Friday, July 10, 2009

The Peter Principle proven

People who perform well at one level get be promoted on the assumption that they will also do well at another level. Common sense tells us so - a worker who is competent at a given level will also be competent at a higher level of the hierarchy. So it may well seem a good idea to promote such an individual to the next level. Or is it? The problem is that common sense can be counterintuitive. A new position requires different skills, thus the competence at one level may not necessarily mean equal competence in doing another task. We remember in Management 101 this seeming paradox known as Peter's Principle, after the Canadian psychologist Laurence Peter who succinctly described it thus:
"All new members in a hierarchical organization climb the hierarchy until they reach their level of maximum incompetence."
This could lead to the spread of incompetence throughout an organization. But is there a better way of choosing individuals for promotion?

Lately mathematical models are used to take into account collective behavior to discover features often counterintuitive and difficult to predict following the common sense. Scientists study the Peter Principle process within a general context where different promotion strategies compete with others for maximizing the global efficiency of a given hierarchical system.

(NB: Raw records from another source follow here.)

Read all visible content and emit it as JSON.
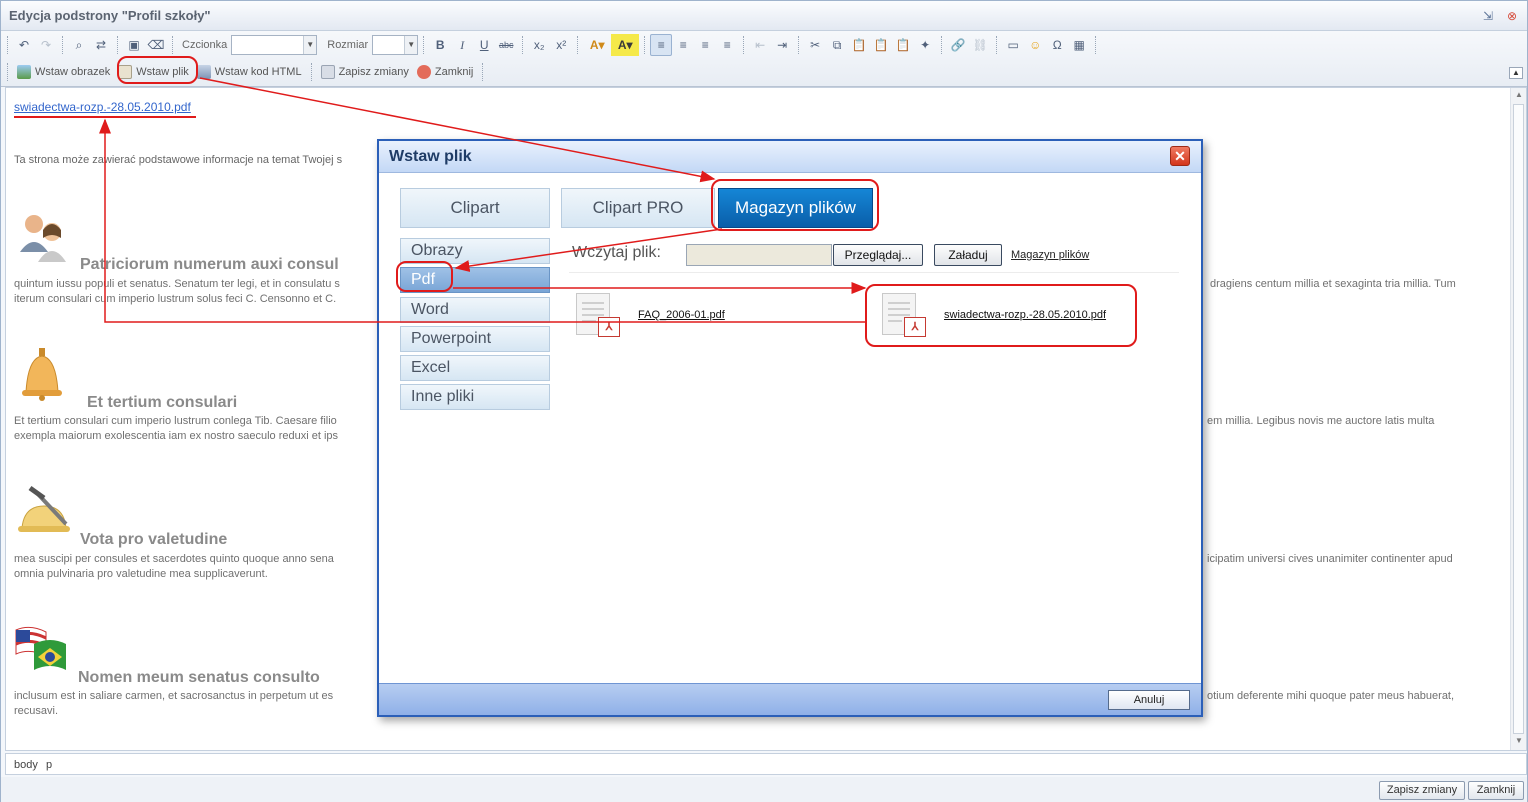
{
  "window": {
    "title": "Edycja podstrony \"Profil szkoły\""
  },
  "toolbar": {
    "font_label": "Czcionka",
    "font_value": "",
    "size_label": "Rozmiar",
    "size_value": "",
    "insert_image": "Wstaw obrazek",
    "insert_file": "Wstaw plik",
    "insert_html": "Wstaw kod HTML",
    "save_changes": "Zapisz zmiany",
    "close": "Zamknij"
  },
  "editor": {
    "link_text": "swiadectwa-rozp.-28.05.2010.pdf",
    "intro": "Ta strona może zawierać podstawowe informacje na temat Twojej s",
    "sections": [
      {
        "icon": "people-icon",
        "title": "Patriciorum numerum auxi consul",
        "line1": "quintum iussu populi et senatus. Senatum ter legi, et in consulatu s",
        "line1_right": "dragiens centum millia et sexaginta tria millia. Tum",
        "line2": "iterum consulari cum imperio lustrum solus feci C. Censonno et C.",
        "line2_right": ""
      },
      {
        "icon": "bell-icon",
        "title": "Et tertium consulari",
        "line1": "Et tertium consulari cum imperio lustrum conlega Tib. Caesare filio",
        "line1_right": "em millia. Legibus novis me auctore latis multa",
        "line2": "exempla maiorum exolescentia iam ex nostro saeculo reduxi et ips",
        "line2_right": ""
      },
      {
        "icon": "helmet-pickaxe-icon",
        "title": "Vota pro valetudine",
        "line1": "mea suscipi per consules et sacerdotes quinto quoque anno sena",
        "line1_right": "icipatim universi cives unanimiter continenter apud",
        "line2": "omnia pulvinaria pro valetudine mea supplicaverunt.",
        "line2_right": ""
      },
      {
        "icon": "flags-icon",
        "title": "Nomen meum senatus consulto",
        "line1": "inclusum est in saliare carmen, et sacrosanctus in perpetum ut es",
        "line1_right": "otium deferente mihi quoque pater meus habuerat,",
        "line2": "recusavi.",
        "line2_right": ""
      }
    ]
  },
  "statusbar": {
    "path1": "body",
    "path2": "p"
  },
  "bottom": {
    "save": "Zapisz zmiany",
    "close": "Zamknij"
  },
  "dialog": {
    "title": "Wstaw plik",
    "close_symbol": "✕",
    "tabs": [
      "Clipart",
      "Clipart PRO",
      "Magazyn plików"
    ],
    "selected_tab": "Magazyn plików",
    "categories": [
      "Obrazy",
      "Pdf",
      "Word",
      "Powerpoint",
      "Excel",
      "Inne pliki"
    ],
    "selected_category": "Pdf",
    "upload_label": "Wczytaj plik:",
    "upload_value": "",
    "browse_button": "Przeglądaj...",
    "upload_button": "Załaduj",
    "storage_link": "Magazyn plików",
    "files": [
      {
        "name": "FAQ_2006-01.pdf",
        "type": "pdf"
      },
      {
        "name": "swiadectwa-rozp.-28.05.2010.pdf",
        "type": "pdf"
      }
    ],
    "cancel_button": "Anuluj"
  },
  "colors": {
    "accent_blue": "#0a5ea9",
    "annotation_red": "#e01b1b",
    "dialog_border": "#2b5fb8"
  }
}
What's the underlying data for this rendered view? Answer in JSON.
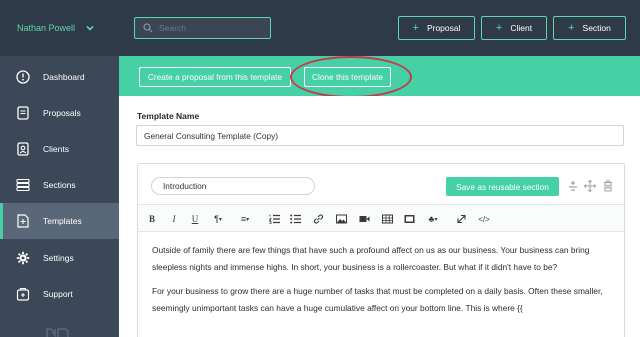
{
  "sidebar": {
    "user_name": "Nathan Powell",
    "items": [
      {
        "label": "Dashboard",
        "icon": "dashboard-icon"
      },
      {
        "label": "Proposals",
        "icon": "proposals-icon"
      },
      {
        "label": "Clients",
        "icon": "clients-icon"
      },
      {
        "label": "Sections",
        "icon": "sections-icon"
      },
      {
        "label": "Templates",
        "icon": "templates-icon",
        "active": true
      },
      {
        "label": "Settings",
        "icon": "gear-icon"
      },
      {
        "label": "Support",
        "icon": "support-icon"
      }
    ]
  },
  "topbar": {
    "search_placeholder": "Search",
    "buttons": [
      {
        "label": "Proposal"
      },
      {
        "label": "Client"
      },
      {
        "label": "Section"
      }
    ]
  },
  "actionbar": {
    "create_label": "Create a proposal from this template",
    "clone_label": "Clone this template"
  },
  "template": {
    "name_label": "Template Name",
    "name_value": "General Consulting Template (Copy)"
  },
  "editor": {
    "section_name": "Introduction",
    "save_reusable_label": "Save as reusable section",
    "toolbar_icons": [
      "bold-icon",
      "italic-icon",
      "underline-icon",
      "paragraph-icon",
      "align-icon",
      "ordered-list-icon",
      "unordered-list-icon",
      "link-icon",
      "image-icon",
      "video-icon",
      "table-icon",
      "embed-icon",
      "format-icon",
      "fullscreen-icon",
      "code-icon"
    ],
    "paragraphs": [
      "Outside of family there are few things that have such a profound affect on us as our business. Your business can bring sleepless nights and immense highs. In short, your business is a rollercoaster. But what if it didn't have to be?",
      "For your business to grow there are a huge number of tasks that must be completed on a daily basis. Often these smaller, seemingly unimportant tasks can have a huge cumulative affect on your bottom line. This is where {{"
    ]
  },
  "colors": {
    "accent": "#45d0a6",
    "sidebar": "#3c4858",
    "topbar": "#2f3a48",
    "highlight_ring": "#c83a4b"
  }
}
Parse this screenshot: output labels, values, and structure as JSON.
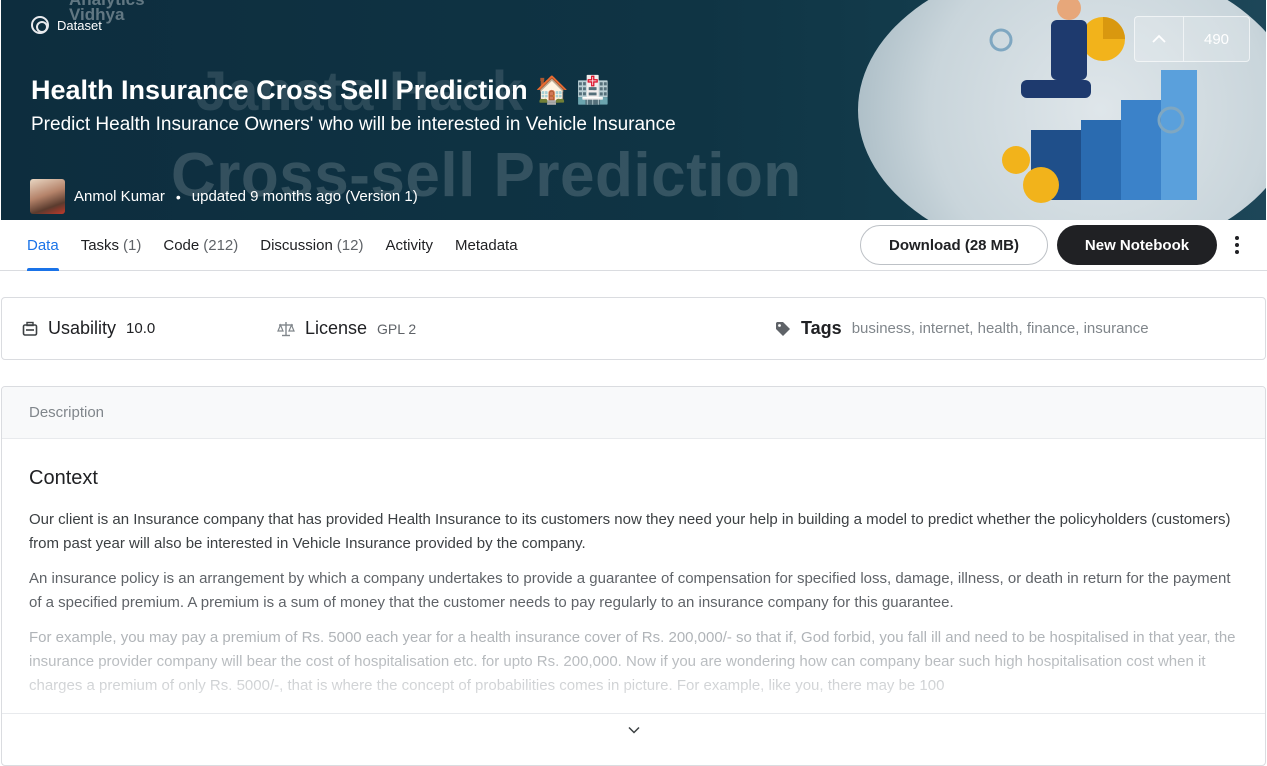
{
  "banner": {
    "type_label": "Dataset",
    "title": "Health Insurance Cross Sell Prediction 🏠 🏥",
    "subtitle": "Predict Health Insurance Owners' who will be interested in Vehicle Insurance",
    "bg_text_top": "Janata Hack",
    "bg_text": "Cross-sell Prediction",
    "watermark": "Analytics\nVidhya",
    "author": "Anmol Kumar",
    "updated": "updated 9 months ago (Version 1)",
    "upvotes": "490",
    "colors": {
      "banner_bg": "#0f3444",
      "accent_gold": "#f2b31b"
    }
  },
  "tabs": [
    {
      "label": "Data",
      "count": ""
    },
    {
      "label": "Tasks",
      "count": "(1)"
    },
    {
      "label": "Code",
      "count": "(212)"
    },
    {
      "label": "Discussion",
      "count": "(12)"
    },
    {
      "label": "Activity",
      "count": ""
    },
    {
      "label": "Metadata",
      "count": ""
    }
  ],
  "actions": {
    "download_label": "Download (28 MB)",
    "new_notebook_label": "New Notebook"
  },
  "meta": {
    "usability_label": "Usability",
    "usability_value": "10.0",
    "license_label": "License",
    "license_value": "GPL 2",
    "tags_label": "Tags",
    "tags": [
      "business",
      "internet",
      "health",
      "finance",
      "insurance"
    ]
  },
  "description": {
    "header": "Description",
    "heading": "Context",
    "paragraphs": [
      "Our client is an Insurance company that has provided Health Insurance to its customers now they need your help in building a model to predict whether the policyholders (customers) from past year will also be interested in Vehicle Insurance provided by the company.",
      "An insurance policy is an arrangement by which a company undertakes to provide a guarantee of compensation for specified loss, damage, illness, or death in return for the payment of a specified premium. A premium is a sum of money that the customer needs to pay regularly to an insurance company for this guarantee.",
      "For example, you may pay a premium of Rs. 5000 each year for a health insurance cover of Rs. 200,000/- so that if, God forbid, you fall ill and need to be hospitalised in that year, the insurance provider company will bear the cost of hospitalisation etc. for upto Rs. 200,000. Now if you are wondering how can company bear such high hospitalisation cost when it charges a premium of only Rs. 5000/-, that is where the concept of probabilities comes in picture. For example, like you, there may be 100"
    ]
  },
  "colors": {
    "accent": "#1a73e8",
    "dark_button": "#202124"
  }
}
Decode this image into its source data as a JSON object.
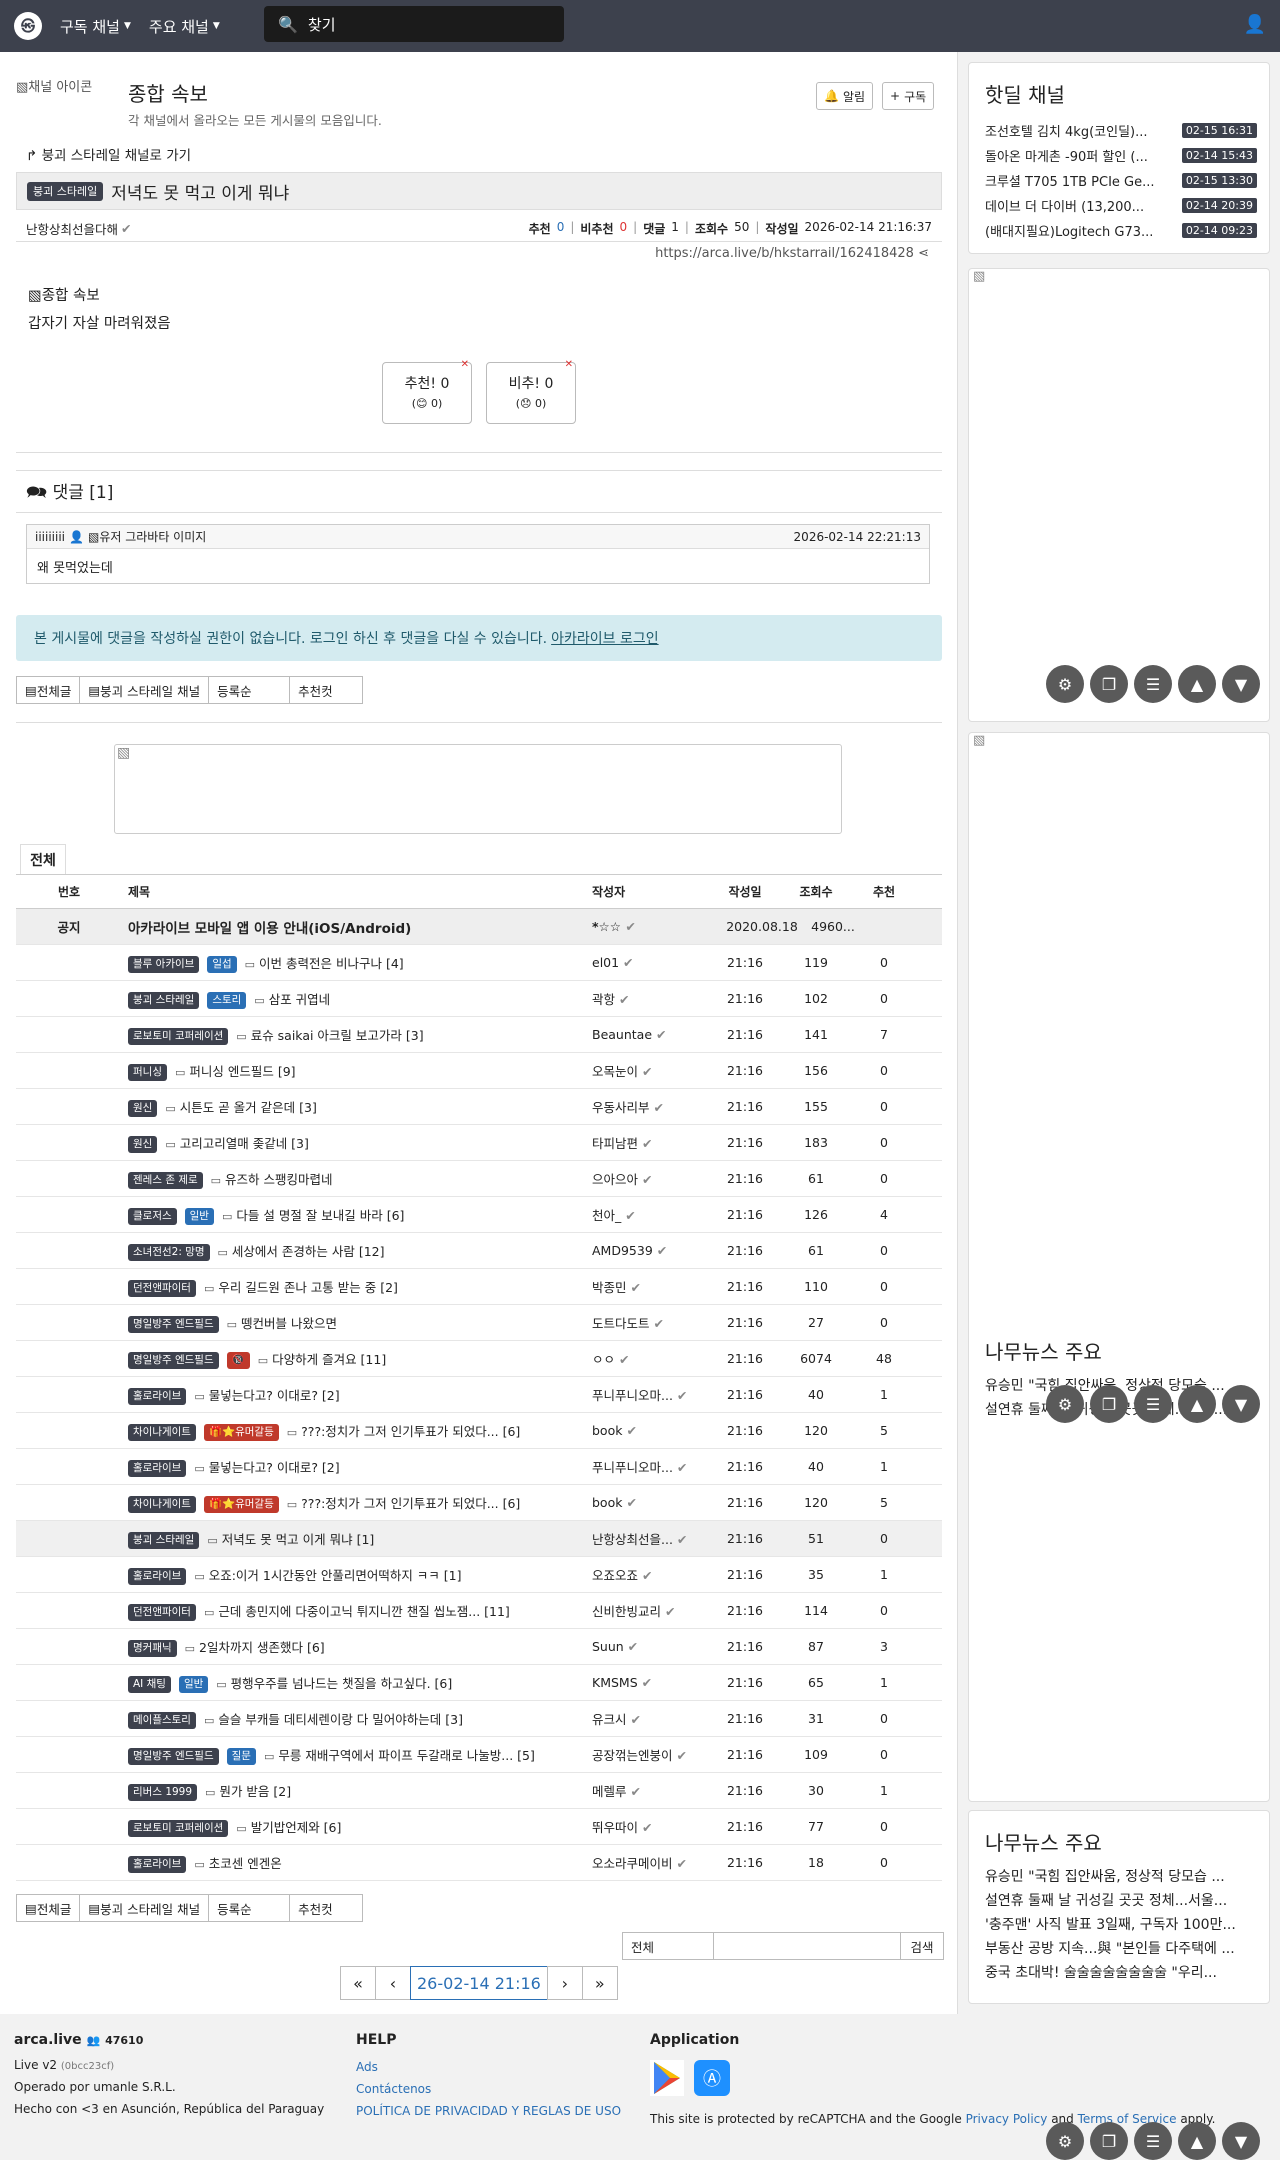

Alessandro Pluchino, et al, Italian physicists/scientists, have simulated the Peter Principle practice with an agent-based model. Their results (02 July 2009), contained in a paper submitted to Elsevier Science, indicate that the Peter Principle indeed leads to a significant reduction in the efficiency of an organization, as incompetency spreads through it.

So is there a better way of choosing individuals for promotion? Pluchino and co. say there may be better ways.  Their model shows that two other strategies outperform the conventional method of promotion. One is to alternately promote first the most competent and then the least competent individuals. Another way is to promote individuals at random. Both of these methods improve, or at least do not diminish, the efficiency of an organization.

Their simulation showed that what Peter said in 1969 can happen. What the new study does not show is the potential decrease in morale (not just efficiency) due to the Peter Principle. The lower morale can have a multiplier effect in further bringing down efficiency. On the other hand, the study also did not take into account the possible decrease in overall morale if the competent ones are not promoted at all and if promotion was random or given to the least deserving. That defies the reward system and is heartless. As it is, promotions should be made regardless of the probable Peter Principle backlash. If and when the Peter Principle manifests itself, top management should be able to counteract. Top management surely does not want the Peter Principle to happen, but when it does, it must do something about it.